Posted on March 19, 2013 in Analytics, Big Data, Blog, Clean tech, Electronics Development, Entrepreneur, Making Stuff, Software Development | 0 comments

Oh crud! The Somerset County Start ups and Entrepreneurs Meetup group has linked to this website. Now I HAVE TO put up some new posts.

Residential Energy Optimization

Have you ever wondered about how to optimize your home HVAC equipment and energy usage while taking into account your goals (is payback always more important than green cred, or will you pay a little more for green tech), payback periods, reliability and local source availability? I’ve been thinking about this since I went to a home and garden show and couldn’t find anyone who could tell me if and how I should split my roof space between solar thermal and solar electric. That seems like an easy question with an answer that should be based on electricity costs, my current heating technology (I have an oil boiler that pumps hot water to baseboard radiators), and my tolerance for capital expense.

While energy architects are commonly engaged for commercial buildings, home owners who need residential energy design (especially retrofits) are lucky if they find someone who does a complete Manual J load calculation. Selecting the right burner efficiency level, geothermal pipe configuration, insulation material, duct size, etc. is not easy and home owners could use a bit more help.

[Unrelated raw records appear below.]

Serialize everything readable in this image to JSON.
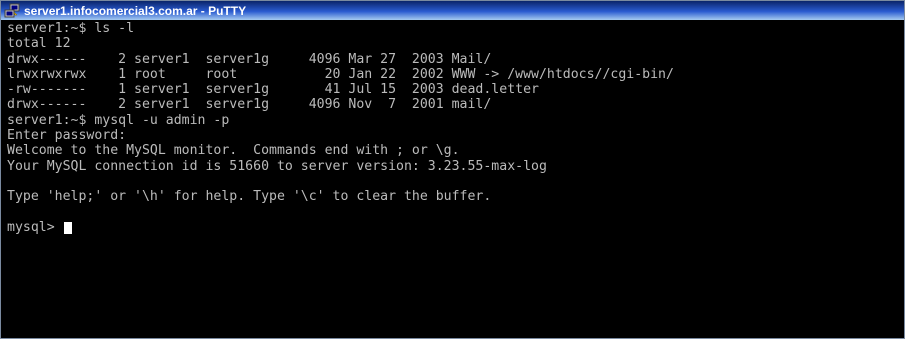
{
  "window": {
    "title": "server1.infocomercial3.com.ar - PuTTY",
    "icon": "putty-icon"
  },
  "terminal": {
    "background": "#000000",
    "foreground": "#bbbbbb",
    "lines": [
      "server1:~$ ls -l",
      "total 12",
      "drwx------    2 server1  server1g     4096 Mar 27  2003 Mail/",
      "lrwxrwxrwx    1 root     root           20 Jan 22  2002 WWW -> /www/htdocs//cgi-bin/",
      "-rw-------    1 server1  server1g       41 Jul 15  2003 dead.letter",
      "drwx------    2 server1  server1g     4096 Nov  7  2001 mail/",
      "server1:~$ mysql -u admin -p",
      "Enter password:",
      "Welcome to the MySQL monitor.  Commands end with ; or \\g.",
      "Your MySQL connection id is 51660 to server version: 3.23.55-max-log",
      "",
      "Type 'help;' or '\\h' for help. Type '\\c' to clear the buffer.",
      ""
    ],
    "prompt": "mysql> "
  }
}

So that’s one thing that I’m working on. If all goes right, I’ll have a preview up in a couple months. Yeah, this project is DataBanker friendly and may provide some badly needed bootstrappage.

The Bear is Back

Back in February 2010, a bear spotted a small bird feeder on my deck and decided to have a snack. Fred (in my world, all wild animals are named “Fred”) must not have liked the seed mix because he left a very strong (although surprisingly not very pungent) statement on the welcome mat by my back door.

Well, Fred is back. He left muddy footprints in the driveway yesterday, and just a few minutes ago he rummaged through the garbage can. Bad Fred! Bad!

Big Data

How do you build a multi-server Cassandra, MongoDB and Hadoop development system without spending a bunch on cloud servers or maxing out your home’s electrical breaker panel? I think one answer might be Raspberry Pi.

When building an application that will run on a multi-server platform, I like to develop on a multi-server platform. You miss a lot of bugs and performance issues when you try to make-do with a single server. So, I’m configuring my first Raspberry Pi as a web server, and by simply swapping an SDHC card and USB drive I’ll test MongoDB and Cassandra configurations. Once I get a set of working server images, I’ll be ready to buy a few more Raspberry Pis and boot up my development environment.

BTW, I don’t name precocious little distributed servers “Fred”. These will be called Arpie_1..Arpie_[n], or collectively, Arpies.

Obviously, this system will be slow and have limited data storage space. On the other hand, I’ll miss fewer communications, resource conflict and performance issues than if I configured a scrounged desktop computer as a single-server dev environment. Arpies also won’t heat my entire basement as currently happens when I turn on all my scrounged desktop and laptop servers at once.

I’ll be providing the status of this project and my initial findings regarding the Raspberry Pi as a Big Data development platform at the North Jersey Python/Django Developers Group on Monday, April 1st.